Eri tal uomo tu, che il mondo in pregio
Aver non ti dovesse? o son miei pregi
Vili cotanto, che io sia fatta degna
145Di udire, e di soffrir tanto cordoglio?
Chi verrà vago di servire a Giove
Omai per l’avvenir? se io, che fo scorta
Eternamente al gran cammin del Sole,
Ho tal mercede.

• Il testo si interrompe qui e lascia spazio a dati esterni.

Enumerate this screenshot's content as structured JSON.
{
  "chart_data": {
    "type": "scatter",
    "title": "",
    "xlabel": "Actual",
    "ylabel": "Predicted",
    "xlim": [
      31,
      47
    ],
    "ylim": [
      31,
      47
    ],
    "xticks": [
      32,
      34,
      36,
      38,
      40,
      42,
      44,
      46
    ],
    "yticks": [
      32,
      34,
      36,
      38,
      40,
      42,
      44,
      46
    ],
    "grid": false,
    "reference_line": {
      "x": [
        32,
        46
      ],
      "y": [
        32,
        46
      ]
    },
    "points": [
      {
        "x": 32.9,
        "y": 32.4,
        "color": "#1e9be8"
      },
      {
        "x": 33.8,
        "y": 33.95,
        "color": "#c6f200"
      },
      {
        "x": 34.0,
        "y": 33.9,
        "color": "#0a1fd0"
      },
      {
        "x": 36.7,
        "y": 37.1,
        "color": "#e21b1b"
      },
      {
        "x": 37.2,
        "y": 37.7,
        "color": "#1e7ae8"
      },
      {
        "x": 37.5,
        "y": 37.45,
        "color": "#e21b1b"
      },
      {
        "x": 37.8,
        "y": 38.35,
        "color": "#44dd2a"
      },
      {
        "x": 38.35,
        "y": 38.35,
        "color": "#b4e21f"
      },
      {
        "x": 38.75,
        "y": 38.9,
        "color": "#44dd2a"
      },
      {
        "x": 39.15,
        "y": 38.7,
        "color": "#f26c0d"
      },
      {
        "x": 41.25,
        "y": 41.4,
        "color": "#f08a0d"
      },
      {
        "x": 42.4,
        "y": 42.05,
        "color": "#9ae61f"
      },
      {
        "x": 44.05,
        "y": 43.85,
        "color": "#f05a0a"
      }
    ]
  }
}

Ora abbandoni il mare,
150Sorga Tetide in cielo, ella raccenda
All’Universo i mattutini albori:
Io tra gli abissi abiterò; là dove
Mennone giungi a dimorar per sempre.
Così dicea, nè si vedea far tregua
155Co’ fervidi sospiri, anzi dal fianco
Infra singhiozzi gli spargeva intorno
Via più cocenti e più dolenti ognora:
E già Febo era presto al gran viaggio
Ben luminoso, e’ suoi destrier veloci
160Omai pasciuti di nettarea biada
Chiedean nitrendo i freni d’oro, e d’oro
Ferrato il piè, feano sonar zappando
Il pavimento dell’etereo smalto.
Ma non vedeansi del zaffiro eterno
165In Orïente disserrar le porte,
Per dare il giorno a’ risvegliati spirti;
Però commosso di Saturno il figlio,
Mandò repente alla dogliosa Aurora
Iride messaggiera: ella volando
170Trovò l’afflitta Diva in un momento;
E con labbra di rose a dirle prese:
Io vengo a te, che di Saturno il figlio
Lo mi comanda: è suo volere, o Diva,
Che tu non lasci i comandati uffici,
175Acciocchè il mondo non ne senta offesa:
Fatti saper, che sopra il pian di Troja
Cadde pugnando Sarpedone ucciso,
Prole sua ben diletta; e quinci a poco
Pianger vedrassi la marina Teti
180Sovra la morte del suo caro Achille.
Qui tacque la celeste messaggiera,
E ritornò volando al suo soggiorno.
Ma l’Aurora adempiendo il gran volere
Del sovrano Monarca, aperse il varco,
185Pur come sempre, all’Apollineo carro,
E precorreva i suoi destrieri ardenti,
Non già punto gioconda; anzi piovea
Dagli occhi luminosi amare stille
D’alma rugiada; ed elle, scese in grembo
190Soavemente all’Oceáno Eoo,
Il fèro ricco di lucenti perle
A femminil beltà sommo tesoro.
Ma come poscia sua mirabil polve
Aggia virtù di medicare il core,
195Che dentro il petto sovrassalta, e come
Rischiari le pupille annuvolate,
Nol ti dirò: tu per te stesso il sal,
O ben vissuto Castelletti, in cui
D’ogni cosa gentil fassi conserva,
200A cui segreto alcun non si nasconde,
Che sia prezzato da’ leggiadri spirti.

XX

IL RAPIMENTO DI PROSERPINA

ALLA SIGNORA

ISABELLA BERTI CICOGNINI.

     Mille prove d’Amor su mille cetre
Già si cantaro infra la vaga gente,
E crearo quei canti almo diletto:
Ora una Euterpe me ne torna a mente;
5Ciò fu quando Plutone ebbe nel petto
Fuoco più forte, che la fiamma inferna,
Onde involò di Proserpina il volto,
E di quelle bellezze ornò suo letto.
Donna, che d’Arno in riva il core hai volto
10Verso Ippocrene, e che non può sventura
Disvïar da quei gioghi il tuo pensiero,
Porgi l’orecchio a mia canzon novella:
Tu scorger puoi di Pindo i bei segreti
Chiusi alla plebe, o fra le Aonie Dive
15Ad onta del destin, saggia Isabella.
Odo narrar sulle castalie rive,
Che il superbo figliuol di Citerea
Un dì vantossi, e sull’Olimpo eccelso
Fra gli altri Numi sollevando l’arco
20Colla man pargoletta, alto dicea:
Ecco l’armi possenti, onde trionfo
Sopra qualunque cor dell’Universo:
Chi negarlo oserà? questa faretra
Gli orgogli abbatte d’ogni spirto avverso.